At a congressional hearing earlier this year, FBI Director Chris Wray claimed that the government’s contacts with NSO were part of a “counterintelligence” operation, implying that the FBI never actually intended to use the spyware tool. Officials made it sound like they were investigating how such tools could be used by bad actors, but seemed to imply they had no interest in using them themselves. During another meeting, Wray similarly told congressional leaders that the bureau’s interest in NSO’s tools would allow the government “to be able to figure out how bad guys might use them, for example.”

However, new documents uncovered by the Times appear to indicate that the government was keen to use the tools for its own criminal investigations. The documents, retrieved about a Freedom of Information Act lawsuit, include a series of internal FBI PowerPoint presentations created in 2020 and 2021 that discuss how the FBI is using the hacking tools could. Among other things, the bureau’s criminal investigation department produced a 25-page memorandum that included “recommendations” for the use of NSO’s products “under certain specific conditions,” as well as proposed guidelines for prosecutors across the country on how to conduct the criminal exposure process for cases in which the tool is involved. The criminal investigation department also prepared a document for Wray on the possible use of the tool. The Times reports:

The internal FBI documents and legal briefs filed on behalf of the FBI provide the most complete picture yet of the FBI’s interest in providing Pegasus. Although heavily redacted, the internal documents show that from late 2020 through the summer of 2021, the FBI had shown a growing interest in potentially using Pegasus to hack the phones of FBI targets in criminal investigations.

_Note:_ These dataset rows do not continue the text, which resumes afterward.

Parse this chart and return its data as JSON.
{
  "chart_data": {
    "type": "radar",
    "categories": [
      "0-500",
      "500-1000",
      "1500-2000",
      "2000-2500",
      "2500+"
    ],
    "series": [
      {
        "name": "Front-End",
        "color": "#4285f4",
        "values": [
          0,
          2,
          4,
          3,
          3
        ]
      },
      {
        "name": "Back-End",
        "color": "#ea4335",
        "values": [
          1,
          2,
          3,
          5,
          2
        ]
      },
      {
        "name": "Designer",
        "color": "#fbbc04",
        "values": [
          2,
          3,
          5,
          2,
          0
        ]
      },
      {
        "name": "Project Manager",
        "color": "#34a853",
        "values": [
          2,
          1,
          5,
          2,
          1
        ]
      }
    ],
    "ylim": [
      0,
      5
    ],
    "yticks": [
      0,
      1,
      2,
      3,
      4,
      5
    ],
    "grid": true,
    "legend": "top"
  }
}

Gizmodo has reached out to the Justice Department for comment and will update this story when the agency responds.

It had previously been reported that the government had spent almost two years considering whether it could legally deploy the surveillance product without violating US legal and constitutional restrictions. However, the NSO controversy reached a climax in the middle of last summer with the publication of the “Pegasus Project,” a journalistic exposé detailing how NSO’s tools have been misused by foreign governments to recruit journalists, activists, human rights advocates, politicians and many others other. Shortly after the NSO controversy erupted, the FBI apparently abandoned its quest to use the company’s products.

Since then, NSO has been fighting for survival. Not long after the deal with the FBI fell through, the US blacklisted NSO by placing it on the Commerce Department’s “Entity List” — a list of foreign companies deemed to be operating “contrary” to America’s national security interests became. Inclusion on the list comes with severe trade restrictions and reduces the ability of American companies to provide parts and services to listed companies. Cut off from inflows of investments and critical assets, NSO is struggling financially. A deal by defense giant L3Harris Technologies to acquire the spyware vendor fell through this summer after the Biden administration opposed it.